Figure 1. The initial fully sampled training data is undersampled and input into the convolution chain, where the data undergoes 10 convolutions using 64 filters. Each convolution layer is followed by a Relu activation. After the convolution layers, the output is summed with the input, and fed into a Data Consistency (DC) layer. The DC layer fills the empty k-space with the CNN data, and uses a weighted sum of the acquired data and CNN data for the initially acquired k-space.^{5} Following the 5th iteration, the pixel-wise square error is used as a cost function. The entire pipeline is iterated for 100 epochs.

Figure 2. Demonstration of the retrospective CNN reconstruction of a non-small cell lung tumor patient. (A) contains the fully sampled image, (B) is the 5x accelerated CNN reconstruction, and (C) is the 10x accelerated CNN reconstruction. It can be seen that the reconstruction becomes increasingly blurred with increasing acceleration. The arrows show the tumor, which was segmented in the CNN reconstructed images and compared to the fully sampled segmentations using the Dice coefficient.

Figure 3. (A) Plot displaying the NMSE for the six retrospectively undersampled non-small lung cell patients.
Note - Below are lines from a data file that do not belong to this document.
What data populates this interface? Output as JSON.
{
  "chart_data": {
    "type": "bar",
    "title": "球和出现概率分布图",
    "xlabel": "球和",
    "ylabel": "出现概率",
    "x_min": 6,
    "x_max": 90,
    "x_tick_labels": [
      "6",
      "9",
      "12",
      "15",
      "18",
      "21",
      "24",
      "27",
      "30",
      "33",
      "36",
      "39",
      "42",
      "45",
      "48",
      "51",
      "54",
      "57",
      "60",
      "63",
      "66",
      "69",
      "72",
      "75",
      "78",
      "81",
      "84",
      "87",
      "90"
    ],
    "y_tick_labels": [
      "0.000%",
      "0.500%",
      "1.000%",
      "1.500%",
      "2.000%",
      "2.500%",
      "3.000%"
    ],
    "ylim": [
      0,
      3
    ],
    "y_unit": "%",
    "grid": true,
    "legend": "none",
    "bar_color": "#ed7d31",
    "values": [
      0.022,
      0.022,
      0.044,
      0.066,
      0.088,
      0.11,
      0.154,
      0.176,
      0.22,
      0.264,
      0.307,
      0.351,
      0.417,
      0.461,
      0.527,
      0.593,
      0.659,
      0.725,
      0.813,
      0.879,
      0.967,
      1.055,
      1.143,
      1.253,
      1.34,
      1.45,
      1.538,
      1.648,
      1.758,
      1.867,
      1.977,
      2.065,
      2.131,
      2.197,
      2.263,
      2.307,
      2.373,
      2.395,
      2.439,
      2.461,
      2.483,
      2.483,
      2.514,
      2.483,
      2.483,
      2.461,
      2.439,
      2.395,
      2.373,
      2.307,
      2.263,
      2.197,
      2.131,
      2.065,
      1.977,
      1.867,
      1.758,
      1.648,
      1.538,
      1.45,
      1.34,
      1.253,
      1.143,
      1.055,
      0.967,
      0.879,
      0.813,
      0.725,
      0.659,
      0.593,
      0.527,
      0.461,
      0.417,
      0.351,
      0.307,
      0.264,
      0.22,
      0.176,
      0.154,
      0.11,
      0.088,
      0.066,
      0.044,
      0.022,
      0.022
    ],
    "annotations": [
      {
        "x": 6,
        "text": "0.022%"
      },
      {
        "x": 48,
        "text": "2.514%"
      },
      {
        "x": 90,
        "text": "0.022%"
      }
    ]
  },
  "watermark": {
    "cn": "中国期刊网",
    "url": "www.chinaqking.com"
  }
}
It is evident that the fine tuning step decreased the NMSE for all data sets, with the exception of patient 1 at 5x acceleration. (B) Plot displaying the DC for each patient. Aside from patient 5, which had an irregular tumor, all patients had a DC of greater than 0.9.

Figure 4. Demonstration of CNN reconstruction using prospectively undersampled motion phantom data. The left side contains the zero filled reconstruction, while the middle contains the CNN reconstruction. A fully sampled image is shown on the right side for comparison. It is evident that the majority of the artifacts have been removed with the CNN reconstruction.